A January 2013 study of 13,000 eight to 14-year-olds showed games that resemble Angry Birds are most addictive for this age group.
Hungry Jack’s “Check-In & Win” aims to encourage immediate purchases with time-sensitive offers.
Once this app is downloaded onto your smartphone, you will be prompted to “check-in” when you’re within a kilometre of a Hungry Jack’s outlet. All you have to do then is shake your phone and win an instant prize.
Strategies and codes
What’s particularly insidious about both of these advergames is the amount of personal data they collect.
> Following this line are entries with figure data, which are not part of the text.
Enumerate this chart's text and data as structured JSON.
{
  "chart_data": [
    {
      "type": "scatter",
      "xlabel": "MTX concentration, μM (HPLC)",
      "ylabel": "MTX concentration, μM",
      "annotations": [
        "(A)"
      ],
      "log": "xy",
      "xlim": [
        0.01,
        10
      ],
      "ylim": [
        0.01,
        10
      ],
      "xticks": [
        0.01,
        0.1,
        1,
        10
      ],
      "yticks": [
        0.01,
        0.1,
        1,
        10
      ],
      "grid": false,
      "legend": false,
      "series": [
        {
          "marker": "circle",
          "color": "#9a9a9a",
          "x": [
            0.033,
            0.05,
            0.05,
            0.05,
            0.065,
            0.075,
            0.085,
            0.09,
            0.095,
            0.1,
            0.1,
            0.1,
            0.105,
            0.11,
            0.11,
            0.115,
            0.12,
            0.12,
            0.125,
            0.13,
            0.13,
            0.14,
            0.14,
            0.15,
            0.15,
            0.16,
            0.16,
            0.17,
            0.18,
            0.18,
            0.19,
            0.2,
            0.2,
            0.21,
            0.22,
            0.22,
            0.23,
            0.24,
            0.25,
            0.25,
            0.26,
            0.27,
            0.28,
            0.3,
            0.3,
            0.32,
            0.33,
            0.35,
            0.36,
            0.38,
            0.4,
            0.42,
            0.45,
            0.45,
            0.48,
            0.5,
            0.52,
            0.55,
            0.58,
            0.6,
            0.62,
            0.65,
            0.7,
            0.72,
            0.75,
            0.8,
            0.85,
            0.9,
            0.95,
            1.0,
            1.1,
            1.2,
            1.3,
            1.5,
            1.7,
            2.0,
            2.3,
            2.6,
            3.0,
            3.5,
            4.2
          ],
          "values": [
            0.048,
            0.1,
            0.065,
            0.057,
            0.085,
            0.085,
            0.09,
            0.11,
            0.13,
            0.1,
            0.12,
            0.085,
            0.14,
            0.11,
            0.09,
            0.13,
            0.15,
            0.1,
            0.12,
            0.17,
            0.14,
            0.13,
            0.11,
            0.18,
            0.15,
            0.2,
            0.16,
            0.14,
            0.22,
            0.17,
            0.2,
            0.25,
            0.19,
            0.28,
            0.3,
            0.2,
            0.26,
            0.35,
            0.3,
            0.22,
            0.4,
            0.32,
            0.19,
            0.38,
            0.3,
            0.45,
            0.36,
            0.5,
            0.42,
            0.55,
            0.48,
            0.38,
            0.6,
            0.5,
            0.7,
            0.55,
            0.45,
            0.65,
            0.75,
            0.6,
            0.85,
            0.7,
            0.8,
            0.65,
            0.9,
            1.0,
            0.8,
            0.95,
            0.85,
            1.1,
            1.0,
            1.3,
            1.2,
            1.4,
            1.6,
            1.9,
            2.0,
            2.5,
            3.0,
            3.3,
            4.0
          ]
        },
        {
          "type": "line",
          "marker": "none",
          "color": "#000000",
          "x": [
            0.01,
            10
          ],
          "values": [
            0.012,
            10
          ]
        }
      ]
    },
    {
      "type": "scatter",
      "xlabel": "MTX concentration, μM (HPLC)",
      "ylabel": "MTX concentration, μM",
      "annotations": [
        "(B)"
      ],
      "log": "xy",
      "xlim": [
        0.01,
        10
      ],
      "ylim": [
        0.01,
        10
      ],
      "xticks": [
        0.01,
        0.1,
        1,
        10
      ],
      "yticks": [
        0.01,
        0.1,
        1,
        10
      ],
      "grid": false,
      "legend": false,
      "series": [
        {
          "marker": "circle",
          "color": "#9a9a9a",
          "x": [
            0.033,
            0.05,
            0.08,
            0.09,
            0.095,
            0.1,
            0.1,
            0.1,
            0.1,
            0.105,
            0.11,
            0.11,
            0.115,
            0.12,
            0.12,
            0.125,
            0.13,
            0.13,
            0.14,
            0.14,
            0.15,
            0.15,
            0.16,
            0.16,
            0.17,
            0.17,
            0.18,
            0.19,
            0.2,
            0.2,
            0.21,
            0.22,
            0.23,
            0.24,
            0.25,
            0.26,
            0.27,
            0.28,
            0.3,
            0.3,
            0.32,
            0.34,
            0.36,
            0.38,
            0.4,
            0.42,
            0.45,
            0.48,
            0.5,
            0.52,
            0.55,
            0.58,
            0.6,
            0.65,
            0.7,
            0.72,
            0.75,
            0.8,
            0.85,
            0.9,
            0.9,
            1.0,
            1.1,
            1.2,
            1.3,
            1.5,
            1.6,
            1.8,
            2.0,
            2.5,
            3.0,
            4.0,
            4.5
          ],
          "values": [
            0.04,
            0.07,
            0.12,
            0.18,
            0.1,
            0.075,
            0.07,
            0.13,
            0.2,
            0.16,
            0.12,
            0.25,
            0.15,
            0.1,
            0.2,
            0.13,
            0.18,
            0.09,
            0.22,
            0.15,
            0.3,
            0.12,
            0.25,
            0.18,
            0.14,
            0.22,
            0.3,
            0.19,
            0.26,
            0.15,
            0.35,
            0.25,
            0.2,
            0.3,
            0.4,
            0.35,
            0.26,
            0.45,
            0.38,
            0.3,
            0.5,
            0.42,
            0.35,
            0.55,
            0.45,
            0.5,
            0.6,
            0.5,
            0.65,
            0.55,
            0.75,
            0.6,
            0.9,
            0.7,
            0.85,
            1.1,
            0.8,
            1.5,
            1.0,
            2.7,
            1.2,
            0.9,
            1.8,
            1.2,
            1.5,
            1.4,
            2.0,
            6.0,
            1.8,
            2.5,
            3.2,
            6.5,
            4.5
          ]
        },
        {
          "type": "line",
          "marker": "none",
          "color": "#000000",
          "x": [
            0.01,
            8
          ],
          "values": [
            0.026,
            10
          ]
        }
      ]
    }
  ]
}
Both use GPS technology and send push notifications (messages that pop up on screen) to the player’s mobile device.
Both connect to the player’s Facebook profile and collect their personal details and list of friends; they connect to their Twitter feed; and both encourage players to share the app (and their scores) with their friends on social network platforms.
As a form of advertising, these games are subject to the relevant Codes of Practice – such as the Australian Association of National Advertisers (AANA) Food & Beverages Marketing & Communications Code and the AANA Code for Advertising & Marketing Communications to Children.
The latter states that such advertising must:
include a statement that the Child must obtain parental consent prior to engaging in any activity that will result in the disclosure of such personal information.
Unfortunately, it doesn’t provide any regulations on how such consent must be obtained; the child can just press a button to confirm that her parents have consented.
The future of junk food advertising?
The impact of these advergames on purchase behaviour outstrips old-school advertising campaigns as can be seen by the budgets allocated to the campaigns and publicly available sales data.
While the companies are a little more circumspect in releasing profit data, less than two weeks into the Hungry Jack’s campaign, Clemenger BBDO was already claiming:
It has been a huge success, with over one million downloads and accounting for a several million dollars’ worth of incremental revenue.
The impact of these games on food choices is clear. The “several million dollars” in “incremental revenue” represents thousands of unhealthy food choices. But the impact of these games goes far beyond immediate food choices.
The endless hours children spend playing games that subtly link junk food to positive emotions will likely have consequences far beyond the closing date of the marketing campaign.